Trichuris species are helminths with favourable characteristics for therapeutic use. Their life cycle minimises the risk of inadvertent colonisation. Trichuris ova mature in the soil and are ingested by the host. Ova hatch in the duodenum, releasing larvae that ultimately grow in 6–8 weeks into adult worms. They migrate to the terminal ileum and colon but do not invade the host. Worms can remain viable for 1–2 years in the natural host. Adult worms release ova that are shed into the stool. These ova are immature and are not capable of colonising another host until they incubate in the soil for several weeks to allow embryonation.
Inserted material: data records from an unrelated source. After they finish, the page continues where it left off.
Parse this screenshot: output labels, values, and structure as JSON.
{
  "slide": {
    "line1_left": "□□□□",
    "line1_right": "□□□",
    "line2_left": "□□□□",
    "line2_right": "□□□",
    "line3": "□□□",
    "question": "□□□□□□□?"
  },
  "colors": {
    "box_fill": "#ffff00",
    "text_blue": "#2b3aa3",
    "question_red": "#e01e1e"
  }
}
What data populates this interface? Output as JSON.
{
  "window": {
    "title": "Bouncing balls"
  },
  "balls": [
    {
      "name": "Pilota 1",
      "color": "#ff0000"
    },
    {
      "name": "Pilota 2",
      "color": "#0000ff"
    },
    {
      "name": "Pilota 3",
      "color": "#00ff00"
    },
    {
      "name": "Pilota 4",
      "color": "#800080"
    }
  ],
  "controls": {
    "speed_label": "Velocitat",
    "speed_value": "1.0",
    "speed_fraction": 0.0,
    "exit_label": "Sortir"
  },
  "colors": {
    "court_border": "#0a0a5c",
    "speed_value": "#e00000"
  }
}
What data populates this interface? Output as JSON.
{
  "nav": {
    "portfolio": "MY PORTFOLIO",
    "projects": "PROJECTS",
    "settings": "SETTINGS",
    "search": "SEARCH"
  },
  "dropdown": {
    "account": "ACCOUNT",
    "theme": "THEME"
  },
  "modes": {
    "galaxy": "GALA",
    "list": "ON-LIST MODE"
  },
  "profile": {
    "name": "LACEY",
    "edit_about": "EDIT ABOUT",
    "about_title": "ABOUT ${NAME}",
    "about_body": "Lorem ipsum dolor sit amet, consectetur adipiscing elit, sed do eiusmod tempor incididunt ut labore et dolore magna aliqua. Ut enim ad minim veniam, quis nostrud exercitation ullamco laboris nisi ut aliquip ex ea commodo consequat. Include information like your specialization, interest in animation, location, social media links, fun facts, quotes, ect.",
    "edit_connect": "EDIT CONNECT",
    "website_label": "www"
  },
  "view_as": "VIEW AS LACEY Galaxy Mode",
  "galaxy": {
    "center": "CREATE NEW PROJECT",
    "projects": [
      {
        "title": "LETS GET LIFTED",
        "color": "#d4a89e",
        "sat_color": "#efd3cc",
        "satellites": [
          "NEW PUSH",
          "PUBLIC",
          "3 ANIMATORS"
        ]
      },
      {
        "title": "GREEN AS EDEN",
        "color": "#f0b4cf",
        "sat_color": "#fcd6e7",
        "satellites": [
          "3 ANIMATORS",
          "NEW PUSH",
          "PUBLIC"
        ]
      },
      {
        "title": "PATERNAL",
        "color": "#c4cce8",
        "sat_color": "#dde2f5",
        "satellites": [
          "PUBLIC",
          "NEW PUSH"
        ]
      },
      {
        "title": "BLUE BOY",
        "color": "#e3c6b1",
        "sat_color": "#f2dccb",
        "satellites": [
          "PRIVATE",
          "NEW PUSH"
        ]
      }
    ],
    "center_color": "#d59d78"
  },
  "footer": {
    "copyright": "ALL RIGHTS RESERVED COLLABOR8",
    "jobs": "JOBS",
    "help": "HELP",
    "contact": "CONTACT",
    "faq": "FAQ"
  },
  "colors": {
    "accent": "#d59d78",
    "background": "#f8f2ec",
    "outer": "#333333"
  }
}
We chose T suis as the helminth to colonise subjects in this study. T suis, the porcine whipworm, is genetically related to T trichiura, the human whipworm. T suis is not a natural human parasite but it has been shown experimentally to colonise humans briefly without causing disease.8 The ova can be produced using pathogen free pigs, and processed to assure absence of biological contaminants.
Treatment with T suis ova for 24 weeks yielded a response rate of nearly 80% and a remission rate of nearly 73%, which was much greater than the anticipated placebo effect.11–14 This was particularly notable as many patients had refractory disease. Thus T suis ova therapy may produce substantial and sustained improvement in active Crohn’s disease. However, the study was open label, and we cannot exclude a high placebo effect. The treatment caused no side effects or complications even in patients receiving multiple immunosuppressants (for example, corticosteroids and azathioprine/6-MP), suggesting a high safety profile.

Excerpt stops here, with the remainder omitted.